NANCY GRACE: That chicken crossed the road because he's guilty! You can see it in his eyes and the way he walks.
PAT BUCHANAN: To steal the job of a decent, hardworking American.
ALBERT EINSTEIN: Did the chicken really cross the road, or did the road move beneath the chicken?
COLONEL SANDERS: Did I miss one!
SARAH PALIN: The chicken crossed the road because it wanted to see Russia, doggone it!
THE CAST OF MAMMA MIA!: Mamma Mia! Here we go again.
Thanks for reading.
11 comments:
I've seen this one before, but I still think it is a good one.
Spread the blame all around!
As for Barack Obama's comment, the chicken not only wants change, he wants ALL of your eggs so he can spread them around!

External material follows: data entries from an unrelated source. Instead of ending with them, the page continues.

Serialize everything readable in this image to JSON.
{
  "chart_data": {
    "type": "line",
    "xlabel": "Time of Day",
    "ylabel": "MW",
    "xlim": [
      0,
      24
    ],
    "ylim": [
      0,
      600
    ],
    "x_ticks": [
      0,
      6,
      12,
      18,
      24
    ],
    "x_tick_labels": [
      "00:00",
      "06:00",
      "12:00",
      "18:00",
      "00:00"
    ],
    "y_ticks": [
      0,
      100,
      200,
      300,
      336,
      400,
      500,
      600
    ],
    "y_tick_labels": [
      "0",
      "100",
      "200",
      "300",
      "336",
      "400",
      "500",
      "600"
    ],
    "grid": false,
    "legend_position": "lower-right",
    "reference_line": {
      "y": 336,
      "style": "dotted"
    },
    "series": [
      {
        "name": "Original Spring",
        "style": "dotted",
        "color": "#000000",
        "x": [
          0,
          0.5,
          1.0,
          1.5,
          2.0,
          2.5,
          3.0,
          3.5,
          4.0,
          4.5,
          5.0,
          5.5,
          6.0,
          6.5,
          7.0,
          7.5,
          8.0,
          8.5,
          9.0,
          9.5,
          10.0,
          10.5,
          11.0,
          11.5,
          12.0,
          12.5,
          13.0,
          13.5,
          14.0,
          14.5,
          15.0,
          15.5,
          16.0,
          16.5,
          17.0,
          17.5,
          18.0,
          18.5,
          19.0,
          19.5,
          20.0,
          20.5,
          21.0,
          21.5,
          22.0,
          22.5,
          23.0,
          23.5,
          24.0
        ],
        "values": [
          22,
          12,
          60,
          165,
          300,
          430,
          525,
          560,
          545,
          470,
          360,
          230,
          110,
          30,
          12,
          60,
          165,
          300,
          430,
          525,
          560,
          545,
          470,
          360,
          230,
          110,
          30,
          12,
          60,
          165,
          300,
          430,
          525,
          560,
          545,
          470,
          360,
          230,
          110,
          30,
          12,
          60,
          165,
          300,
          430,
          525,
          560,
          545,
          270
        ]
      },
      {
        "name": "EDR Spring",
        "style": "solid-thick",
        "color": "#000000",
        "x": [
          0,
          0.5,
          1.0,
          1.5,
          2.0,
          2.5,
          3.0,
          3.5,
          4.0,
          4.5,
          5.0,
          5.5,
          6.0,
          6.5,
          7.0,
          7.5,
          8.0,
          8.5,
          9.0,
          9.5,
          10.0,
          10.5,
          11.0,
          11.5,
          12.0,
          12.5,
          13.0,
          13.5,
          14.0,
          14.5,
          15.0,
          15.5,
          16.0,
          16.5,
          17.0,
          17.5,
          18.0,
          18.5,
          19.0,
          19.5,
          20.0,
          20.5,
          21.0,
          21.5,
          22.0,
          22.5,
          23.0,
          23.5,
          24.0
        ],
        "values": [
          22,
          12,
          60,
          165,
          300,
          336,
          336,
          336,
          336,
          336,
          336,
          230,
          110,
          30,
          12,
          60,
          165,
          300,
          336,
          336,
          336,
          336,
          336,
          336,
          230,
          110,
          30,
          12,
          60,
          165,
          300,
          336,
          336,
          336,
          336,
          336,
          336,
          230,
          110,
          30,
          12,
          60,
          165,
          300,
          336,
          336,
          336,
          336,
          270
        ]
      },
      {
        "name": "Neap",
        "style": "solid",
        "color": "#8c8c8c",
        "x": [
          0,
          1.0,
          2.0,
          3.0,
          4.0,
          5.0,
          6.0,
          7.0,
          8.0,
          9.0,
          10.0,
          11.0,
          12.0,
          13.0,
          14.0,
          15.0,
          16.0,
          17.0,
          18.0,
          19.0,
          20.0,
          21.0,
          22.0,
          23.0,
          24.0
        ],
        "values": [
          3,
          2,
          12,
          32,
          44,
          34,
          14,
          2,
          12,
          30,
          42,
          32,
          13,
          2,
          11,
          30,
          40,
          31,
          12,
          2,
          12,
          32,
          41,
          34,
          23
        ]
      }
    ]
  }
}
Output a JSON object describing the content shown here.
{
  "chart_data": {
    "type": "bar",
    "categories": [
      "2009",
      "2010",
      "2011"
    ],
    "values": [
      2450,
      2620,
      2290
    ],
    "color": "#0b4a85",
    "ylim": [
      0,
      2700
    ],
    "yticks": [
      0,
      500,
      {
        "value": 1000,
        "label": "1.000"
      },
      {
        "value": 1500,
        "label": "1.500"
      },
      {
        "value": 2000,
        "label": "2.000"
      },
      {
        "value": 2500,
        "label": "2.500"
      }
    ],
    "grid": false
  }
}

Excellent post! Very funny! Thanks for sharing. :-D
I like that this one has been updated like this. I remember :
Oliver North: National Security was at stake.
=)
Too bad Einstein can't run for President...at least his viewpoint is "original". :)
The Bill Clinton Chicken crossed the road when it was raining...
... but it didn't in hail.
I love this one....it's just too too funny!!
http://shinade.blogspot.com
I love this! I tweeted your URL to my twitter friends! Thanks!
What about this?
IRS or Rice?: I don't care why the chicken crossed the road, just make sure he pays taxes for crossing the road...(now, smile at least.)
Very funny post, and I had thought you had no sense of humor...(he he he)
:D Thats a damn good post! Hats off to you...
"Quack, quack"...is it the chicken? Oh man, no...its the duck the chicken has fallen for, they met each other in the washing room at the White house ;)
Did Al Gore invent the chicken before or after he invented the egg?
This is only hilarious. Nothing more. Nothing less. Just Hilarious.